J.-P. Augier : L’association Patrimoine huguenot d’Ardèche a déjà une longue histoire, puisqu’elle est née en 1995 ; son but n’étaitil pas d’empêcher une perte irréversible de la mémoire huguenote ?
D. Picheral : À l’époque de la fondation de notre association, il y avait deux motivations. L’une était, en effet, malgré les témoignages écrits que nous possédions, le risque d’une perte de la mémoire huguenote en Ardèche. L’autre motivation était liée aux questions que posaient les touristes, à cause sans doute de la visibilité du protestantisme dans le paysage. Parmi ces touristes, il y avait aussi des descendants de protestants qui avaient émigré dans les pays du Refuge, et qui voulaient en savoir plus sur leurs ancêtres.
— Cela explique que votre association a privilégié la résistance huguenote pendant la période du Désert ?
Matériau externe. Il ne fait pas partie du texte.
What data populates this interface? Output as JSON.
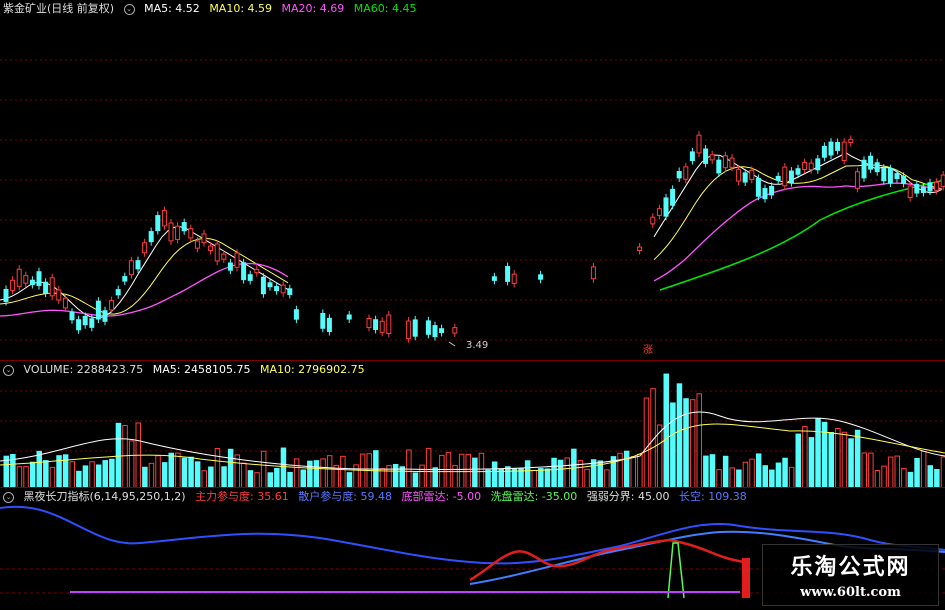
{
  "price": {
    "stock_name": "紫金矿业(日线 前复权)",
    "ma5": "MA5: 4.52",
    "ma10": "MA10: 4.59",
    "ma20": "MA20: 4.69",
    "ma60": "MA60: 4.45",
    "low_label": "3.49",
    "marker": "涨"
  },
  "volume": {
    "label": "VOLUME: 2288423.75",
    "ma5": "MA5: 2458105.75",
    "ma10": "MA10: 2796902.75"
  },
  "indicator": {
    "name": "黑夜长刀指标(6,14,95,250,1,2)",
    "main_force": "主力参与度: 35.61",
    "retail": "散户参与度: 59.48",
    "bottom_radar": "底部雷达: -5.00",
    "wash_radar": "洗盘雷达: -35.00",
    "strength": "强弱分界: 45.00",
    "bearish": "长空: 109.38"
  },
  "watermark": {
    "title": "乐淘公式网",
    "url": "www.60lt.com"
  },
  "colors": {
    "up": "#ff3c3c",
    "down": "#54fcfc",
    "ma5": "#ffffff",
    "ma10": "#ffff54",
    "ma20": "#ff54ff",
    "ma60": "#00e600",
    "grid": "#7a0000",
    "blue": "#3050ff"
  }
}
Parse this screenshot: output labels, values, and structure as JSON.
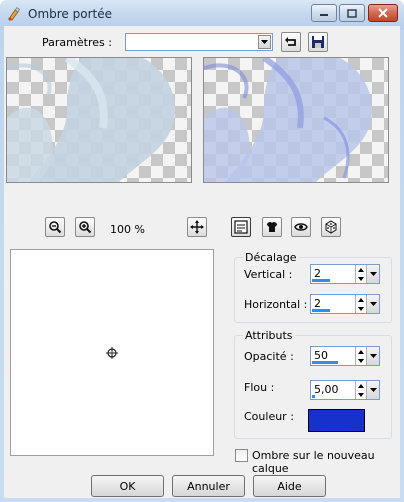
{
  "window": {
    "title": "Ombre portée"
  },
  "presets": {
    "label": "Paramètres :",
    "value": ""
  },
  "zoom": {
    "level": "100 %"
  },
  "offset": {
    "title": "Décalage",
    "vertical": {
      "label": "Vertical :",
      "value": "2",
      "level": 0.35
    },
    "horizontal": {
      "label": "Horizontal :",
      "value": "2",
      "level": 0.35
    }
  },
  "attributes": {
    "title": "Attributs",
    "opacity": {
      "label": "Opacité :",
      "value": "50",
      "level": 0.5
    },
    "blur": {
      "label": "Flou :",
      "value": "5,00",
      "level": 0.05
    },
    "color": {
      "label": "Couleur :",
      "value": "#1631cc"
    }
  },
  "new_layer": {
    "label": "Ombre sur le nouveau calque",
    "checked": false
  },
  "buttons": {
    "ok": "OK",
    "cancel": "Annuler",
    "help": "Aide"
  },
  "icons": {
    "app": "paint-icon",
    "minimize": "minimize-icon",
    "maximize": "maximize-icon",
    "close": "close-icon",
    "reset": "reset-icon",
    "save": "save-icon",
    "zoom_out": "zoom-out-icon",
    "zoom_in": "zoom-in-icon",
    "pan": "pan-icon",
    "preview_mode": "preview-mode-icon",
    "randomize": "dice-icon"
  }
}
— Marc Autrand, le fondateur de Patrimoine huguenot d’Ardèche, était très attaché à la période du Désert car il jugeait passionnant de faire revivre la résistance obstinée et pacifique des réformés de la province du Vivarais, qui coïncide avec l’actuel département de l’Ardèche. Mais depuis, notre association s’est intéressée à d’autres périodes. Par exemple, on a évoqué les darbystes, très présents en Ardèche, dont les origines remontent au XIXe siècle. Notre association s’est intéressée aux soldats protestants pendant la Première Guerre mondiale. Nous avons aussi évoqué une période plus récente, l’accueil des juifs par les protestants ardéchois, leurs participations à la résistance, notamment à Vernoux, où plusieurs protestants ont été arrêtés, dont le pharmacien du village, à cause de leur activisme anti-vichyssois et anti-nazi. Nous avons aussi essayé de comprendre comment le protestantisme s’est assez soudainement implanté en Vivarais au XVIe siècle.
— Ces récits du Désert n’ont-ils pas expliqué l’attitude des protestants ardéchois pendant la période de Vichy et l’occupation nazie ?
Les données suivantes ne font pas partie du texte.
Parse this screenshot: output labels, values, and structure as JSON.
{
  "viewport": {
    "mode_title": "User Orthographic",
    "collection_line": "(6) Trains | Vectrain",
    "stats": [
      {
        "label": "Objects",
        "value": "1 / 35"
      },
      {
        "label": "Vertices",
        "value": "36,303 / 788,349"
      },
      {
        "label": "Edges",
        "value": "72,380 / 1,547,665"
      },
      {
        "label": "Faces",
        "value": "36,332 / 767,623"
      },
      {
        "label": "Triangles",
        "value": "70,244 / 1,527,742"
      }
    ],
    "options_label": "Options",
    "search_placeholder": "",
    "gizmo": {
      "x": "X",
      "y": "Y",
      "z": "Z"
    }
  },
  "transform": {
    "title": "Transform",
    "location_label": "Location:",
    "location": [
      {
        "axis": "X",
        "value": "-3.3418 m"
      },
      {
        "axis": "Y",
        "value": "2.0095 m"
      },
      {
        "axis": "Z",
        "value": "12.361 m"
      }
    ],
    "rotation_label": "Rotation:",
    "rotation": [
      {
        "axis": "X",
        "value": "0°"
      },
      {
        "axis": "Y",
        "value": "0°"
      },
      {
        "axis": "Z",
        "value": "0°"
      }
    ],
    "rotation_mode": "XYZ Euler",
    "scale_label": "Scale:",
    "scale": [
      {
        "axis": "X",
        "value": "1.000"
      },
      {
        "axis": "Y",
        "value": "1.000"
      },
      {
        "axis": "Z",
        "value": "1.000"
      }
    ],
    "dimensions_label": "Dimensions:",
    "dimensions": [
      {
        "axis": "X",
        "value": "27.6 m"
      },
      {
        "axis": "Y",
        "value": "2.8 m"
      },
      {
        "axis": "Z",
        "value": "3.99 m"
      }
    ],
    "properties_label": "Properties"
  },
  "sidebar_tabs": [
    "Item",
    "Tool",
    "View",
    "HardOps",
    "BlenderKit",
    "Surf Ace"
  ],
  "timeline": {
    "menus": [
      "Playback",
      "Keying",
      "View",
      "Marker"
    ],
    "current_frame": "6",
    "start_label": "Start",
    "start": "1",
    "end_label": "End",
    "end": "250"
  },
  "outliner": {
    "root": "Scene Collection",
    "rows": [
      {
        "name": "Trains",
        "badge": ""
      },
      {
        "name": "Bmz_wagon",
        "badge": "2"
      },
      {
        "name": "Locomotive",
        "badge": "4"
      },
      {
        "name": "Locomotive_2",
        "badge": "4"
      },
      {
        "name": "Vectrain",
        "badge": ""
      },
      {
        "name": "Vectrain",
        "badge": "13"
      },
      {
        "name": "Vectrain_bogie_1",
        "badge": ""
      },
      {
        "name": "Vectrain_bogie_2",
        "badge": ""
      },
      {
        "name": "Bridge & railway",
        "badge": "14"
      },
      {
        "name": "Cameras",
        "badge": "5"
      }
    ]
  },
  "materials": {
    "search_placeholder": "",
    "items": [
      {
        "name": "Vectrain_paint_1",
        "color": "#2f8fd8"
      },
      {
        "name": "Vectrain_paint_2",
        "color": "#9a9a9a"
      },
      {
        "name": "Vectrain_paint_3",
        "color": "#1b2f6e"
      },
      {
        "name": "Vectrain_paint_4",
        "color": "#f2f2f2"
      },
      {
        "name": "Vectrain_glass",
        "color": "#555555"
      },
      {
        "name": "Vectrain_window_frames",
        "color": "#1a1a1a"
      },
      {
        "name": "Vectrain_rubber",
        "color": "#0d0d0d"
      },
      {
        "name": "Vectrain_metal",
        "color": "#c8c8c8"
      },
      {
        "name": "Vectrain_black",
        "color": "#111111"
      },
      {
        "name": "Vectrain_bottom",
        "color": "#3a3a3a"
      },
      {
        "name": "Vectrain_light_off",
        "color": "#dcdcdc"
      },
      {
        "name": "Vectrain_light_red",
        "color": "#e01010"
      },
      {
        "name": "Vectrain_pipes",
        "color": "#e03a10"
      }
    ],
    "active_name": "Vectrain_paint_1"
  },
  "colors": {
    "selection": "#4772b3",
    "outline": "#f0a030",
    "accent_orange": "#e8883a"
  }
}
— Ce n’est évidemment pas un hasard si beaucoup de protestants ont accueilli des juifs et ont participé à la Résistance. En Ardèche, les protestants étaient républicains grâce justement à cette mémoire huguenote. Ils votaient même à gauche, voire très à gauche. Cette posture politique, originale dans un milieu rural réputé conservateur, a duré jusqu’aux années 1970-1980.
— Cela veut dire que la tradition de résistance n’a pas survécu aujourd’hui ?
— Je réponds avec prudence car j’ai l’impression que cette mémoire de résistance est en train de disparaître pour plusieurs raisons : la baisse démographique des protestants en Ardèche, des pasteurs qui ne se sentent pas toujours concernés par ce passé, surtout ceux qui sont de sensibilité évangélique. La sécularisation joue aussi son rôle ainsi que l’arrivée de populations qui n’ont pas la mémoire de ce passé, même si, parmi les personnes qui s’installent en Ardèche, quelques-unes vont s’intéresser à l’histoire huguenote.
Et pourtant, à Saint-Sauveur-de-Montagut, il y a quelques années, en septembre 2009, la mémoire huguenote s’est à nouveau manifestée. Un Tunisien, sans papiers, a été arrêté pour être expulsé alors qu’il vivait dans le village depuis quatre ans. Cela a mis les habitants en émoi d’autant que son arrestation s’est déroulée dans un lieu qui était tout un symbole, au bas d’un appartement où des juifs avaient été cachés pendant l’occupation. La réaction de la population a été très forte et a permis le retour de ce Tunisien. Le député a dit que, s’il y avait un lieu où il ne fallait pas faire cela, c’était dans cette vallée protestante des Boutières, où se situe le village de Saint- Sauveur-de-Montagut. Des réformés ont été très actifs, ainsi que le curé du village. Mais il faut ajouter que cette affaire a aussi divisé les habitants, dans la paroisse protestante, et surtout dans la paroisse catholique, à cause de l’engagement de leur curé.